We put her up for the night and together we spent much of the day watching with dismay as the blaze continued to rage, destroying some of the most beautiful countryside on the island as well as many people’s homes and livelihoods despite the best attempts of fire-fighters, volunteers and helicopters.

By Wednesday the wind subsided, the weather cooled and the fire changed course and headed south west, thankfully for our friend bypassing her valley by a few kilometres, but unfortunately devastating the beauty spot of Masca. As the day progressed it was finally brought under control, or had run its course, depending on who you talk to. 

Local news reported that up to 13,000 people had been evacuated, and up to 15,000 hectares of land destroyed in what was turning out to be the worst ecological disaster to hit these islands for years. As we scoured the internet for some accurate and objective reports about the extent of the fire, we were horrified, but not surprised, by some British press stories which, completely ignoring those who were actually affected by the fires and had turned them into sensational reports about tourism. Headlines such as ‘Tourists Flee Tenerife fires’ conjured up images of tourist grabbing their beach towels and fleeing across the sand with the fire snapping at their feet.  
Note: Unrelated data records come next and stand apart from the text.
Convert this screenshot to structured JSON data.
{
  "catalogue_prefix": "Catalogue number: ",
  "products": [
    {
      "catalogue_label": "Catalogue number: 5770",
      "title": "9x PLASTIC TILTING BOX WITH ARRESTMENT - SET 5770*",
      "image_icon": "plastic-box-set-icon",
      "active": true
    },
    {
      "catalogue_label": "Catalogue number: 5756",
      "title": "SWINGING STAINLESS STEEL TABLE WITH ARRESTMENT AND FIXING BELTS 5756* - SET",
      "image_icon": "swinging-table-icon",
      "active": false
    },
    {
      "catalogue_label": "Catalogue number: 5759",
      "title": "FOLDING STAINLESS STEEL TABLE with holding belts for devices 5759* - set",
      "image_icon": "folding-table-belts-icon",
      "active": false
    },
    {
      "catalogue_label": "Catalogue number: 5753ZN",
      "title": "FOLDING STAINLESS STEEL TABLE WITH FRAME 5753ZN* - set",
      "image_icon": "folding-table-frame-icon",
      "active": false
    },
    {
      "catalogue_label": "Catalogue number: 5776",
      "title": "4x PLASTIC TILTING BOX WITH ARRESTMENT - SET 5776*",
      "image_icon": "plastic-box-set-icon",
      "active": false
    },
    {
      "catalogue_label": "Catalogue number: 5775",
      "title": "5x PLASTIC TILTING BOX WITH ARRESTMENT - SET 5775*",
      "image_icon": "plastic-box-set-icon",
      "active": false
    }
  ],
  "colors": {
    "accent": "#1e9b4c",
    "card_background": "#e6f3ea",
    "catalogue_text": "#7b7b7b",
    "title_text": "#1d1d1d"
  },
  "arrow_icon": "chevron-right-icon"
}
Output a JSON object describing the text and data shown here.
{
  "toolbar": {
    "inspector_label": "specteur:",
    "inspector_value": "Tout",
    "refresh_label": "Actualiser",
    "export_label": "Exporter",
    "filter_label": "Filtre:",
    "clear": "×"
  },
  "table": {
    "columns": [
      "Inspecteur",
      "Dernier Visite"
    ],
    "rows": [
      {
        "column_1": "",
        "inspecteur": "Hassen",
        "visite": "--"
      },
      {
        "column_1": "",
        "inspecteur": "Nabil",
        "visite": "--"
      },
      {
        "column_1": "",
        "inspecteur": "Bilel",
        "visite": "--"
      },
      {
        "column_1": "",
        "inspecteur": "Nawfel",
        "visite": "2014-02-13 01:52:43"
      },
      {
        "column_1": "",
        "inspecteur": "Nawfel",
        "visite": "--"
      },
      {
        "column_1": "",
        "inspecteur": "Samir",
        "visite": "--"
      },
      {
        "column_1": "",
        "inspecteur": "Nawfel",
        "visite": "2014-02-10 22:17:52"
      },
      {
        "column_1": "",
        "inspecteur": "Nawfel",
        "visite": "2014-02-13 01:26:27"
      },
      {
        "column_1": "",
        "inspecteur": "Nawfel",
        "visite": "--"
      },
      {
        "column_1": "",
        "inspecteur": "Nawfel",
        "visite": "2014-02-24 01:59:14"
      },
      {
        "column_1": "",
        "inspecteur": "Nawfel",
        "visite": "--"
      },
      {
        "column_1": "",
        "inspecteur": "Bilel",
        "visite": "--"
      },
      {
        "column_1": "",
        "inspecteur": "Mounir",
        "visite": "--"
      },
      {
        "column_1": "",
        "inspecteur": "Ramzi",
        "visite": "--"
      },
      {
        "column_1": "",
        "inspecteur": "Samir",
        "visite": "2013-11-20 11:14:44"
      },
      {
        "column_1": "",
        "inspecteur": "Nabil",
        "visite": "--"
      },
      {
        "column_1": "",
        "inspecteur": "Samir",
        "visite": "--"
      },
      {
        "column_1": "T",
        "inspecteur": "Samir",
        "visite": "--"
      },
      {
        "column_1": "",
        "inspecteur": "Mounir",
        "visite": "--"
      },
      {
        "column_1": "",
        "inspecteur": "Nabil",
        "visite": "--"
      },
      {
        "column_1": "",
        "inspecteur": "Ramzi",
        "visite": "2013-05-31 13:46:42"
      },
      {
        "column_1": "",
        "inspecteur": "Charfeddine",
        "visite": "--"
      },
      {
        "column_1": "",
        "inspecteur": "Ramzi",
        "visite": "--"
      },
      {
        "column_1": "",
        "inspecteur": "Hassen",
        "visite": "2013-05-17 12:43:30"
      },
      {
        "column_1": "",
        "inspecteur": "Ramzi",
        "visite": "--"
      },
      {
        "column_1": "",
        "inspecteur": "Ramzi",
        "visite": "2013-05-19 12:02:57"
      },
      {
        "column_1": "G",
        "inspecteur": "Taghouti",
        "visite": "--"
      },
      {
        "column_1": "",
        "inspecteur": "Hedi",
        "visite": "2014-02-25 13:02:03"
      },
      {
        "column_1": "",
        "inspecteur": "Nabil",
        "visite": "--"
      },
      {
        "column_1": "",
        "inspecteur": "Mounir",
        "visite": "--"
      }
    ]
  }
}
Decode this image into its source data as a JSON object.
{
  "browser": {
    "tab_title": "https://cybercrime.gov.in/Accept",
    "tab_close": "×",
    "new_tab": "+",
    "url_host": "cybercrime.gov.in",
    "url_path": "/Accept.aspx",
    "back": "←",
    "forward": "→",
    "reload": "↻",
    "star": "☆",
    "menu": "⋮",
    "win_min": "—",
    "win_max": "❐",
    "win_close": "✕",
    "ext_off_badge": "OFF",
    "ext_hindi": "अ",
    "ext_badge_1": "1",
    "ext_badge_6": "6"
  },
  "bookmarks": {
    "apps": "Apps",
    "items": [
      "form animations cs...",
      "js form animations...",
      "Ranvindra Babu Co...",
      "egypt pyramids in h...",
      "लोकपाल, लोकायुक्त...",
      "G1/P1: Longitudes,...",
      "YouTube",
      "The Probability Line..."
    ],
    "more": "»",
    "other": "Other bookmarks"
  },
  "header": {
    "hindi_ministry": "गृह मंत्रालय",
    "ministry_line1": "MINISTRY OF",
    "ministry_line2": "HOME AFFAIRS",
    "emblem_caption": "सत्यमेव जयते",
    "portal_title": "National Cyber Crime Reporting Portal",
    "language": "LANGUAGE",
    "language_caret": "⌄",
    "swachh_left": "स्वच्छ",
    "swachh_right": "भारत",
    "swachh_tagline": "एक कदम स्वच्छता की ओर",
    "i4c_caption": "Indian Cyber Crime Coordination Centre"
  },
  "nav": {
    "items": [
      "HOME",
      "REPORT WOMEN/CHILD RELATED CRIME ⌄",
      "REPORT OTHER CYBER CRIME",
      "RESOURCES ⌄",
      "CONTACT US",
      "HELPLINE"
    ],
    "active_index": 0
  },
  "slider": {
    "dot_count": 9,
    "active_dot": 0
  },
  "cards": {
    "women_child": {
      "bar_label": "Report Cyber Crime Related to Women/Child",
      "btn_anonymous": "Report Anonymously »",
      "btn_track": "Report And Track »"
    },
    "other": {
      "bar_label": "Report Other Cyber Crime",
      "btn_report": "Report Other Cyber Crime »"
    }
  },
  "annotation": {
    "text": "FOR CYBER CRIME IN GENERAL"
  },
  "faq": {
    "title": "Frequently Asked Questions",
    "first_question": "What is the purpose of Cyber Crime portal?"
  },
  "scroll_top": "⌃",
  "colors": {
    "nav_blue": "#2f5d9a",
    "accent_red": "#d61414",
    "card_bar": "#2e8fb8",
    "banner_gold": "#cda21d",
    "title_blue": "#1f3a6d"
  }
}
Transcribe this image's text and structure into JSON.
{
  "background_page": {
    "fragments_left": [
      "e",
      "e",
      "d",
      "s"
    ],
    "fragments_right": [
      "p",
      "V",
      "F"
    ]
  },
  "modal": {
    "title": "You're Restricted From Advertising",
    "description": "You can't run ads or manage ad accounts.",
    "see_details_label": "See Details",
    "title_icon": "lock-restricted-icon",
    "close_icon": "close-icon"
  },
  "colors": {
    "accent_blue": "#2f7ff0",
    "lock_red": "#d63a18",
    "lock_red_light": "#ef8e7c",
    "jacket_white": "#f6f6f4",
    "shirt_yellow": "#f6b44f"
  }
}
If you happen to be planning on visiting Tenerife soon and are having second thoughts because of the stories about the fires, don’t worry, no tourist was ever in danger, if they had been, the outcome might have been a bit different; at worse they were merely inconvenienced by not being able to visit some popular beauty spots. The truth is many tourists in major resorts in the south of the island probably didn’t know much about what was happening on the other side of the island, but then reports about the destruction of farmland, ancient forests and livestock wouldn’t sell as many papers.